Safety of six-month dual antiplatelet therapy after secondgeneration drug-eluting stent implantation: OPTIMA-C randomised clinical trial and OCT substudy

Aims: There are few randomised studies concerning the optimal duration of dual antiplatelet therapy (DAPT) for patients who receive a second-generation drug-eluting stent (DES). This trial aimed to investigate the safety of six-month compared with 12-month DAPT maintenance after second-generation DES implantation. Methods and results: A prospective, randomised, multicentre trial was performed at 10 medical centres. The 1,368 patients included in the study received a biolimus-eluting stent (BES) or a zotarolimus-eluting stent (ZES). The primary outcome measured was the composite of major adverse cardiac events (MACE), including cardiac death, myocardial infarction (MI), or ischaemia-driven target lesion revascularisation at the 12-month follow-up. The secondary outcome was the percentage of uncovered struts at six months in 60 patients (30 ZES, 30 BES) using optical coherence tomography (OCT) assessment. Each patient was randomly assigned to six-month (n=684) or 12-month DAPT (n=684). Major adverse cardiac events at 12 months occurred in eight patients (1.2%) in the six-month DAPT group and in four patients (0.6%) in the 12-month DAPT group (risk difference 0.6%; 95% confidence interval [CI]: -0.4-1.6%; p=0.24). The upper 95% CI limit was lower than the pre-specified limit of 4% non-inferiority (p for non-inferiority <0.05).

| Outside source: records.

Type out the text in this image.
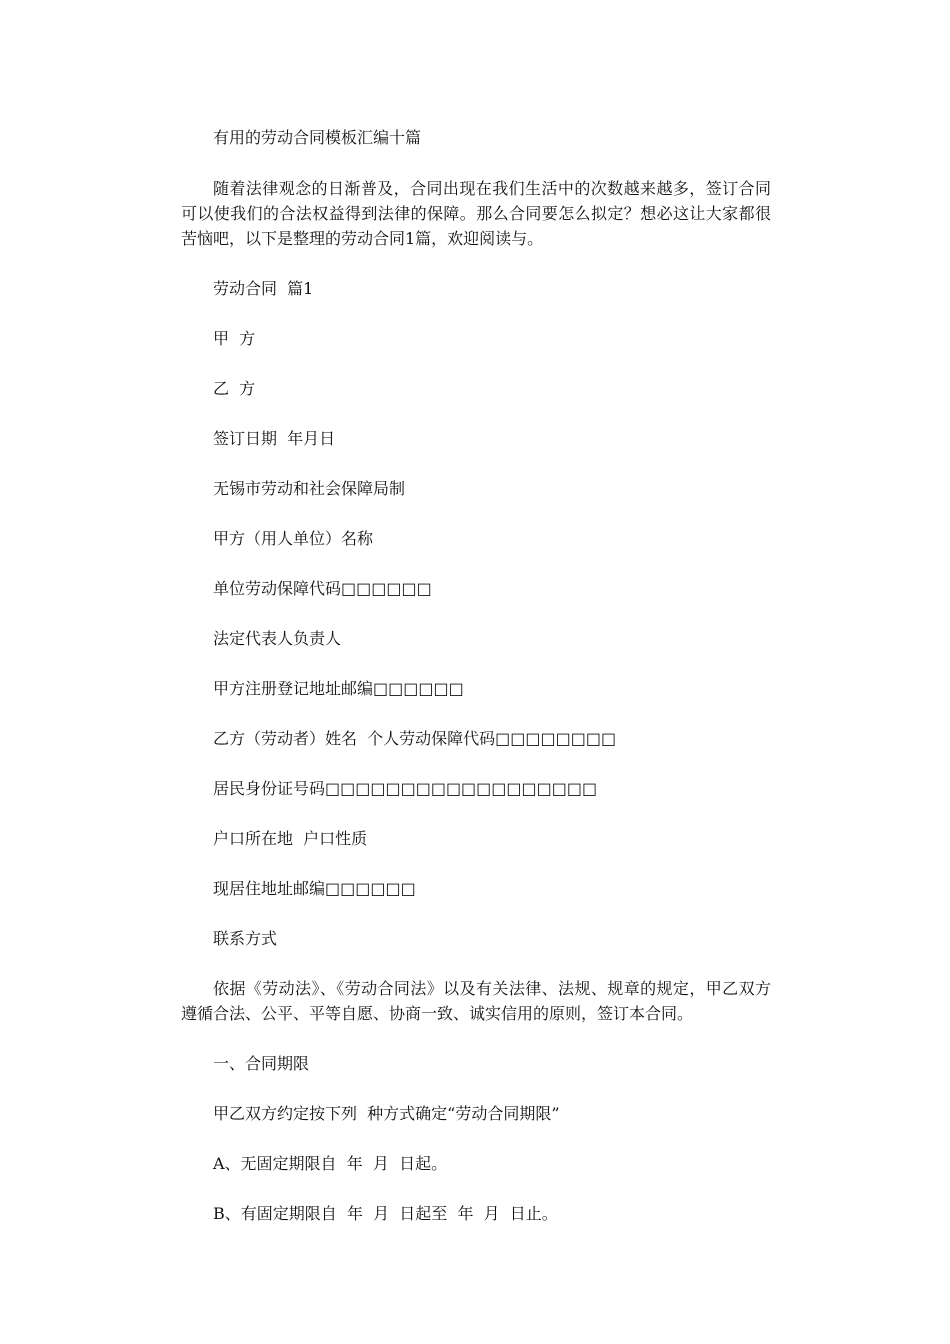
有用的劳动合同模板汇编十篇

随着法律观念的日渐普及，合同出现在我们生活中的次数越来越多，签订合同可以使我们的合法权益得到法律的保障。那么合同要怎么拟定？想必这让大家都很苦恼吧，以下是整理的劳动合同1篇，欢迎阅读与。

劳动合同  篇1

甲  方

乙  方

签订日期  年月日

无锡市劳动和社会保障局制

甲方（用人单位）名称

单位劳动保障代码□□□□□□

法定代表人负责人

甲方注册登记地址邮编□□□□□□

乙方（劳动者）姓名  个人劳动保障代码□□□□□□□□

居民身份证号码□□□□□□□□□□□□□□□□□□

户口所在地  户口性质

现居住地址邮编□□□□□□

联系方式

依据《劳动法》、《劳动合同法》以及有关法律、法规、规章的规定，甲乙双方遵循合法、公平、平等自愿、协商一致、诚实信用的原则，签订本合同。

一、合同期限

甲乙双方约定按下列  种方式确定“劳动合同期限”

A、无固定期限自  年  月  日起。

B、有固定期限自  年  月  日起至  年  月  日止。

The percentage of uncovered struts was 3.16±4.30% at six months in 60 stents of 60 patients. Conclusions: After second-generation DES implantation, six-month DAPT was not inferior to 12-month DAPT in terms of MACE occurrence over the 12-month follow-up period. OCT examination revealed favourable stent strut coverage at six months after stent implantation. The current trial is registered under ClinicalTrials.gov Identifier: NCT03056118.